The story held my interest, but the heroine Jaye's relationship with her off-stage brother Patrick, which drives the plot, is cloying. The romantic yearnings of the two main characters are too often of the "Oh Turner," "Oh Jaye" variety. And some of the descriptive narrative is just odd: "her eyes wide with startlement"? In short: a decent story, well plotted, that would have benefitted from a more skillful use of language.
The cover drew my attention and also the catchphrase that is why I bought the book at the first place. Believe it or not, I did not expect it's content.
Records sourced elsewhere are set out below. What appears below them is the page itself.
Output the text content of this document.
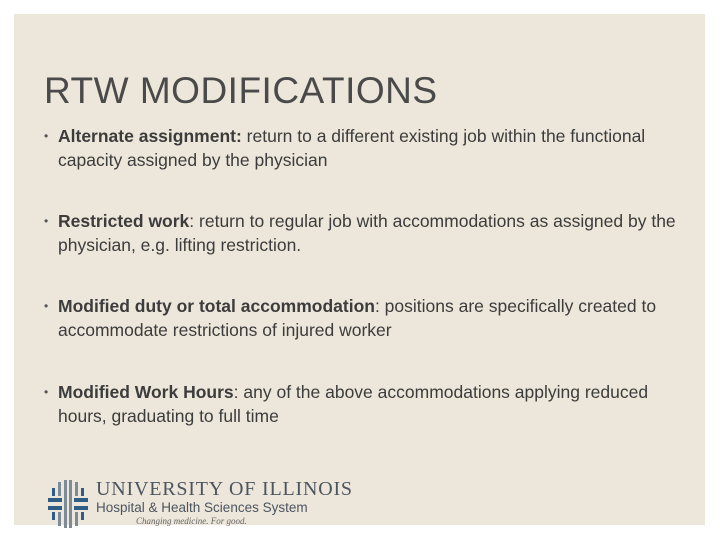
RTW MODIFICATIONS
• Alternate assignment: return to a different existing job within the functional capacity assigned by the physician
• Restricted work: return to regular job with accommodations as assigned by the physician, e.g. lifting restriction.
• Modified duty or total accommodation: positions are specifically created to accommodate restrictions of injured worker
• Modified Work Hours: any of the above accommodations applying reduced hours, graduating to full time
UNIVERSITY OF ILLINOIS
Hospital & Health Sciences System
Changing medicine. For good.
I thought it was all violence and stuffs but Bethany Campbell mixed romance and violence real good. I did not expect Jaye and Turner's relationship to be that tricky.
I could not put this down! This was the first book i have read by this author. The subject of black market babies was a refreshing change to me. Everytime I turned the page I was amazed with the new twists and turns that kept me guessing as to how deep and complicated it was going to get before the protagonist, Jaye, would get to the bottom of the mystery.
I really liked the story, very straightforward. I wish some producer stumble upon this book and make a film. The story has a bit of everything that you can’t be bored reading it the whole day. I liked the romance build up between Jaye and Turner. This will not be the last time I read a Bethany Campbell novel.
The topic of illegal adoptions is an interesting one. I liked that the author doesn't tell the reader exactly what happened at the end, it's open to speculation. The characters were somewhat shallow personality wise and as written.
This book is fast paced, suspenseful,and keeps you guessing as to what the character Jaye is going to find with each new twist as she hunts for her brothers birth family. Black market babies and a town with secrets they don't want told.